Cependant, l’absence d’investigation pour déterminer si l’arythmie préexistait ou si elle était simplement due à l’intoxication alcoolique ne permet pas d’éliminer le risque de récidive de la fibrillation auriculaire. Ceci est particulièrement préoccupant compte tenu de la prévalence mondiale de l’abus d’alcool.
Selon la 3e édition de l’Enquête nationale sur l’alcool et les drogues (Lenad), publiée en septembre par l’Université fédérale de São Paulo (Unifesp), la consommation moyenne de boissons alcoolisées par les Brésiliens est de 5,3 verres par occasion. L’enquête a également révélé qu’environ 24 millions de personnes dans le pays ont déclaré boire de manière excessive en 2024, soit 14,2 % de la population adulte, soit une personne sur sept.

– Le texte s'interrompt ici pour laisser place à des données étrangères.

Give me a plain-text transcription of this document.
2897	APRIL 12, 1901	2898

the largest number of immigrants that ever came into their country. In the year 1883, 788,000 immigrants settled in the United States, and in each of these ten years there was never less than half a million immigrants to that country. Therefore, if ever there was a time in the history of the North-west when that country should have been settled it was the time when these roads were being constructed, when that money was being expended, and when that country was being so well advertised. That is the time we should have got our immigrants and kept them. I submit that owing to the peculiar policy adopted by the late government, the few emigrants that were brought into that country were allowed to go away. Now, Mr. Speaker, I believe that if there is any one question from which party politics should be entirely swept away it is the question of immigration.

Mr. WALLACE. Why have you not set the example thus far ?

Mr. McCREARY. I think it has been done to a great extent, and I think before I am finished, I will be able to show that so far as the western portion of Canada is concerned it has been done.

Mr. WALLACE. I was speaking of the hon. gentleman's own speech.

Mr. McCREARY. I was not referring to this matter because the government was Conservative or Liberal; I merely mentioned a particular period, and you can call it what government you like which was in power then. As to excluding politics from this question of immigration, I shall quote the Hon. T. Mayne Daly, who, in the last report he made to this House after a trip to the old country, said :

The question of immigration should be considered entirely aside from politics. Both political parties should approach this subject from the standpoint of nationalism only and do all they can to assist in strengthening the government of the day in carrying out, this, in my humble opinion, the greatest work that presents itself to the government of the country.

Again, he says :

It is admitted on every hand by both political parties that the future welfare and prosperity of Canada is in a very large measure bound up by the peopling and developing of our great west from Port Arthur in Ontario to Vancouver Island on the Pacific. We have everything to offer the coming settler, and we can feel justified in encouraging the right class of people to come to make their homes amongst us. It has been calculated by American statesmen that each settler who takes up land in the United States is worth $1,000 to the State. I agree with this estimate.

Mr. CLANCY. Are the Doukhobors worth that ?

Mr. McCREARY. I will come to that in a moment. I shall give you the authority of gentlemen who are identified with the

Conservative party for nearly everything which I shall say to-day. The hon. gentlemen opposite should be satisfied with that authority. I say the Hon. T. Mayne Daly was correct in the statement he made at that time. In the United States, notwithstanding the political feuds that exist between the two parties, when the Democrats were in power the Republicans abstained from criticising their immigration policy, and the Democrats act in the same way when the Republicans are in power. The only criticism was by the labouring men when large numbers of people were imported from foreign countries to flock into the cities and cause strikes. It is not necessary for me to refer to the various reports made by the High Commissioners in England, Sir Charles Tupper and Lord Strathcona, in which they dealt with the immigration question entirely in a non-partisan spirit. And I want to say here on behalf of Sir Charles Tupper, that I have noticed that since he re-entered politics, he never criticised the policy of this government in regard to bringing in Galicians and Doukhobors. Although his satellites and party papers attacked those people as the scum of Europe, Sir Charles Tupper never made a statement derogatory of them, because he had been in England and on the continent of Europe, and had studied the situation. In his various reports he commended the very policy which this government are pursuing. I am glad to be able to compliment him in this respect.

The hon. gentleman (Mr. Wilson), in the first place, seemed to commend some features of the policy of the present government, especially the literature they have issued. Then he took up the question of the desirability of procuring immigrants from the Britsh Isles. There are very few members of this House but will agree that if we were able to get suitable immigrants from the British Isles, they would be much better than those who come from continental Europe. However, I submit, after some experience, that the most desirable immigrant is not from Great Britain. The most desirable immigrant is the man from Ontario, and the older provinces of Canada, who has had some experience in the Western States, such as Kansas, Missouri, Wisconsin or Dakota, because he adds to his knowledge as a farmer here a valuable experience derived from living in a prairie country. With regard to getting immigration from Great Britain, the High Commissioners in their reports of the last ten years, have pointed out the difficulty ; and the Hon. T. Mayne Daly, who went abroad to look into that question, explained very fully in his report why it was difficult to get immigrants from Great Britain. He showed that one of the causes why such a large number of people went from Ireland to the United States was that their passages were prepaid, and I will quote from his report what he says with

Les risques de l’alcool pour le cœur ne concernent pas uniquement les personnes qui boivent trop. « Les preuves actuelles ne nous permettent pas de définir un niveau d’alcool universellement “sûr” pour la prévention de la fibrillation auriculaire, en particulier pour les personnes déjà vulnérables aux problèmes cardiaques », souligne le Dr Velasquez. Il est également important de rappeler que l’Organisation mondiale de la santé (OMS) ne fixe aucune limite de consommation d’alcool sûre, même pour les personnes en bonne santé.
Les arythmies sont plus fréquentes chez les personnes de plus de 60 ans. Les personnes ayant des antécédents de maladies cardiovasculaires, telles qu’une cardiomégalie (cœur hypertrophié), un infarctus du myocarde, une hypertension artérielle et une athérosclérose, sont également plus susceptibles de développer ce problème. Toute personne ayant déjà souffert de fibrillation auriculaire peut ressentir à nouveau des palpitations à tout moment, et pas seulement en cas d’abus d’alcool. Il est important de consulter un cardiologue pour enquêter sur la maladie et la traiter de manière préventive.
« L’équilibre doit être le maître mot. Si quelqu’un aime boire pour faire la fête, il peut le faire avec modération, en évitant les excès. »
Guilherme Drummond Fenelon Costa, cardiologue, hôpital Israelita Einstein
En plus de surveiller la quantité d’alcool consommée, il est important d’espacer les prises pour permettre à l’organisme de métaboliser la substance, de rester hydraté, de manger des repas légers et de dormir suffisamment.